New | Rich business scions in Foshan finish 'controversial' six-month training with state-owned firms

Fears raised over whether entrepreneurs who will inherit parents' business will adopt 'bureaucratic' practices

The scions of wealthy Foshan executives have recently completed training under Chinese state-owned enterprises, as the local government aims to ensure a next generation of entrepreneurs can continue keeping the city’s economy humming.

However, the so-called SOE training programme has come under criticism, with some observers questioning why they should be trained by bureaucratic state firms and why the local government is being involved in private companies’ dynastic successions.

Forty-eight people in Foshan, a key manufacturing hub in Guangdong province, were chosen from 100 candidates to take part in the newly launched on-the-job training programme, which ran for six months from November. 

When I returned to the mainland, I felt I was not accustomed. My father told me that someone like me can’t survive in the domestic market
Feng Zhijun, general manager

The trainees were all in their 20s or 30s.

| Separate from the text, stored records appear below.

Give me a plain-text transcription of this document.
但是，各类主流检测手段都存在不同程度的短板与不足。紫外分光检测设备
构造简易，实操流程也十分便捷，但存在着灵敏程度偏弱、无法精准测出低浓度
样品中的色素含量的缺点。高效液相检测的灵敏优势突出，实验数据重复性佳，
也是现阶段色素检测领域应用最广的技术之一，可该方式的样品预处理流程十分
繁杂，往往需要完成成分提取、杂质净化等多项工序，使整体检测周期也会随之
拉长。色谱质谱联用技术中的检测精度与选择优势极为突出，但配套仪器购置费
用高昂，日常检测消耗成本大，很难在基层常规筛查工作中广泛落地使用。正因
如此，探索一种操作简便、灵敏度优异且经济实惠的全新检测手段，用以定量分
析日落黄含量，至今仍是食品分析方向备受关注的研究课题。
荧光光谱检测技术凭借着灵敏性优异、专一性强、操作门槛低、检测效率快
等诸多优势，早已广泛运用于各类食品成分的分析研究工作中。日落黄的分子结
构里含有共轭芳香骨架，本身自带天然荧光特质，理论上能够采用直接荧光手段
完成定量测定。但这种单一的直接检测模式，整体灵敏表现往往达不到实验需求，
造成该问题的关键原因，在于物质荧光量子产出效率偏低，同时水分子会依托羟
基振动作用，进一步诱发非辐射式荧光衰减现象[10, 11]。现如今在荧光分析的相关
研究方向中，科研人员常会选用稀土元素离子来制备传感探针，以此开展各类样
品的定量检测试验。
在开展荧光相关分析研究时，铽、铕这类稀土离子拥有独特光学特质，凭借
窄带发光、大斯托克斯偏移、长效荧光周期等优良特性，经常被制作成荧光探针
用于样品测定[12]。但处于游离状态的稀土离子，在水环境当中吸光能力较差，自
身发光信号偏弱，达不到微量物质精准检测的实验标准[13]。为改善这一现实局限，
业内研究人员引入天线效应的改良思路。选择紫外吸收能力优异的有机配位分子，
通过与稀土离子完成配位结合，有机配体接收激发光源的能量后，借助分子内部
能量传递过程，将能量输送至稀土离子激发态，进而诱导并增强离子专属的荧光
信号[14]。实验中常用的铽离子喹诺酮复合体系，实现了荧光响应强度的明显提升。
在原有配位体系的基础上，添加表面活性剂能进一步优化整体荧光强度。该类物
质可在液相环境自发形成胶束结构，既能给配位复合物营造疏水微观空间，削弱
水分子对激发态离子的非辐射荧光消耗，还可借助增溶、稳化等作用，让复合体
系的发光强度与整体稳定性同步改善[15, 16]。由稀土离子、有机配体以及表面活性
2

More than half of the total figure were second-generation company figures while the rest had already set up their own businesses. 

An official from the Foshan Communist Party Organising Department, in charge of hiring and promotions, said the programme was in part designed to encourage the sons and daughters of businesspeople to grow capital in China instead of abroad.

“It is a common phenomenon that the rich second-generation don’t have a faith, don’t have a sense of mission and are inclined to emigrate,” the official, who refused to be named, said.

Some of the trainees said they learned the ropes of doing business mainland-style after years overseas.

“When I returned to the mainland, I felt I was not accustomed. I [wasn’t in the habit of] greeting senior officials,” said Feng Zhijun, 34, who had lived abroad for 10 years and is now general manager of Foshan Guangnan Asphalt Corporation.

“My father told me that someone like me can’t survive in the domestic market.”

Feng said he returned home at the behest of his father, who founded the firm and is currently its chairman. Under the training scheme, Feng Zhijun worked with the municipal Road and Bridge Construction Company, affiliated with China’s state-run infrastructure giant CRBC.

Feng said he was able to expand his network base and “also studied the Communist Party Constitution and joined mass-line education activities”.

Liu Yuanxin, vice-director of the Foshan organising department, told Xinhua that private enterprises in the city were “at a critical moment” in ensuring succession. Private businesses account for more than 60 per cent of Foshan’s gross domestic product each year.

Yet a government survey showed that out of 812 business scions, one-fifth had foreign passports and nearly 80 per cent were not Communist Party members.

“If [we don’t] strengthen their education, it’s likely that capital and talents will flow out of the country. It’s also impossible for them to take up social responsibilities,” Liu said.

Liu said more than 100 applicants want to join the programme’s second round, even if trainees are unpaid.

But commentators quoted in social media and local news reports have voiced concern the trainees would perpetuate the red tape and opacity of state-owned enterprises, which dominate most Chinese industries, from construction to electricity and mining.

They might adopt SOE habits like “low efficiency and using their monopoly status to force preferential polices”, commentators said.

However, Liu said they would cease the training programme if it is unsuccessful.

Jiangsu province – another economic power base – launched an initiative in 2009 to “incubate” 1,000 business scions by sending them to Communist Party Schools or assigning party officials or leading businessmen to mentor them, according to the People’s Daily.

Xinhua said the programme was "unsuccessful" due to controversy, without elaborating.